The 14 short plays that make up “The River Crosses Rivers” are all by women mostly black, with a smattering of South Asians but there’s no shortage of diversity. The plays address an admirably broad range of experience politics and war; family, love and loss; abortion, punk rock and dating in a broad range of voices.
“The River Crosses Rivers” is presented in two series over two evenings by the Ensemble Studio Theater, a longtime incubator of theatrical talent. Some of the writers are well known (Lynn Nottage, Kia Corthron, Ruby Dee) and others less familiar.
One theme crops up again and again: the struggle between parents and children. In Ms. Dee’s “Step-Mother,” a young career woman tries to find the patience to deal with her difficult stepmother (Carmen de Lavallade). Ms. de Lavallade gives such bitter shadings to the word love often followed by “as you call it” that it becomes clear what her stepdaughter is up against. (“River” also frequently reminds you of the deep pool of acting talent New York playwrights can draw on.)
In J. E. Franklin’s comedy “Hot Methuselah,” a mother (Vinie Burrows) declares her independence from her philandering husband and her son’s circumspection. Ms. Burrows, who relishes her character’s occasional slips of decorum, is so entertaining that it hardly matters if Ms. Franklin’s play stops cold, rather than finding an ending.
Both programs have peaks and valleys. Many of the pieces feel more like sketches than worked-out pieces. A few clunk along too familiarly and a few seem like jokes with obscure punch lines.
Unsurprisingly, the strongest work is by Ms. Nottage, who won the 2009 Pulitzer Prize for her play “Ruined.” Her piece here, “Banana Beer Bath,” creates drama out of the simplest tools: a woman, seated on a chair, telling a story. That story, inspired by one Ms. Nottage heard in Uganda, concerns three sisters “the beauties” who, when rebels invade their home, hide in vats of their father’s banana beer.

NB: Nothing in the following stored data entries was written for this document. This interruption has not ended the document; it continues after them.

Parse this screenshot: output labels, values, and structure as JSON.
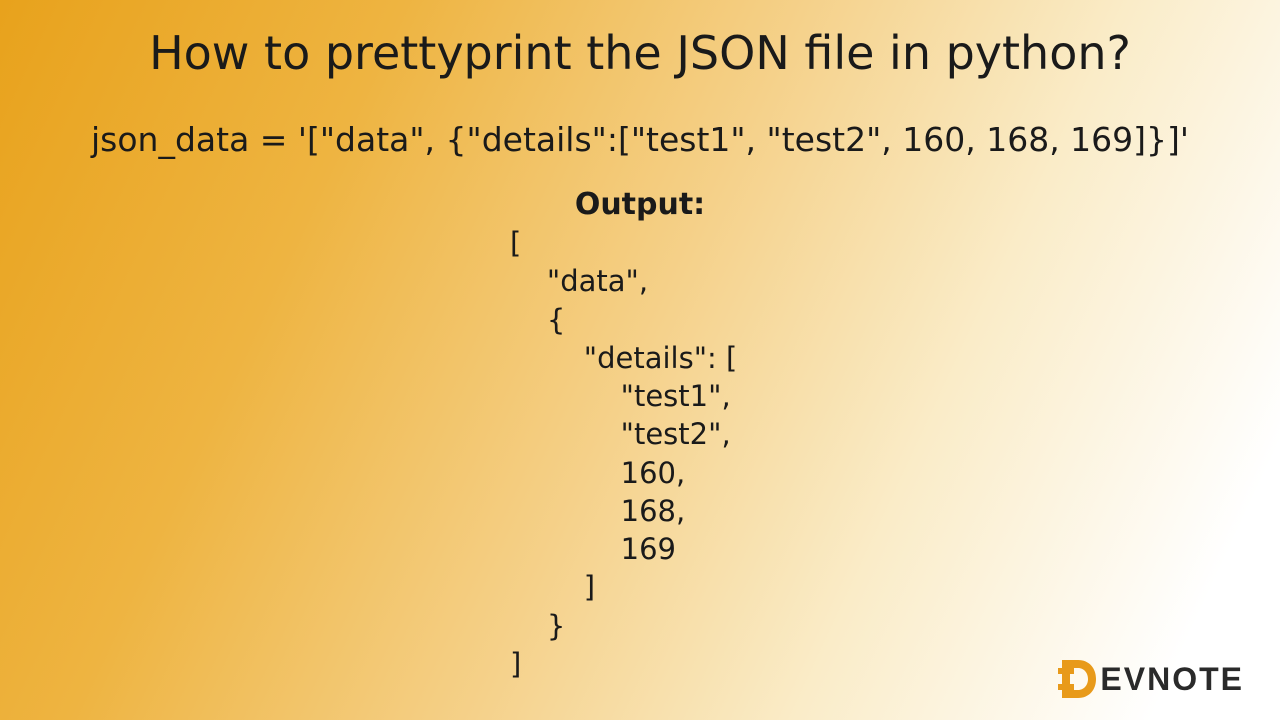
{
  "title": "How to prettyprint the JSON file in python?",
  "code_line": "json_data = '[\"data\", {\"details\":[\"test1\", \"test2\", 160, 168, 169]}]'",
  "output_label": "Output:",
  "output_text": "[\n    \"data\",\n    {\n        \"details\": [\n            \"test1\",\n            \"test2\",\n            160,\n            168,\n            169\n        ]\n    }\n]",
  "logo": {
    "text": "EVNOTE"
  }
}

The cruelties have been recounted “time and time again,” the woman (a wonderful Elain Graham) says. She won’t repeat them. “Instead, here’s what I remember, the snapping of twigs that announced their arrival after sundown.” And more.
Ms. Nottage uses language with the confidence of a storyteller enthralling listeners around a campfire. The details are visceral, the words poetic but not writerly, the effect intimate. When Ms. Graham finished, a man behind me shouted, “Wow!”
Ms. Nottage’s play comes second to last on the Series A program. At first it seems cruel to make another work follow it, but Bridgette Wimberly’s “Rally” manages to be moving in a wholly different key.
It’s 2008. A grandmother (Venida Evans) and her granddaughter (Erin Weems) set up folding chairs in a parking lot, waiting for a speaker who is never named but can be only Barack Obama. The grandmother, who has lived through the civil rights era, wonders if times really have changed, and if her granddaughter’s generation really is colorblind.
Ms. Evans and Ms. Weems have an easy rapport and make their characters something more than generational emblems. They argue as they wait in the hot sun. But when the speaker arrives, they present a united front. Together they yell, “Change, change, change, change!”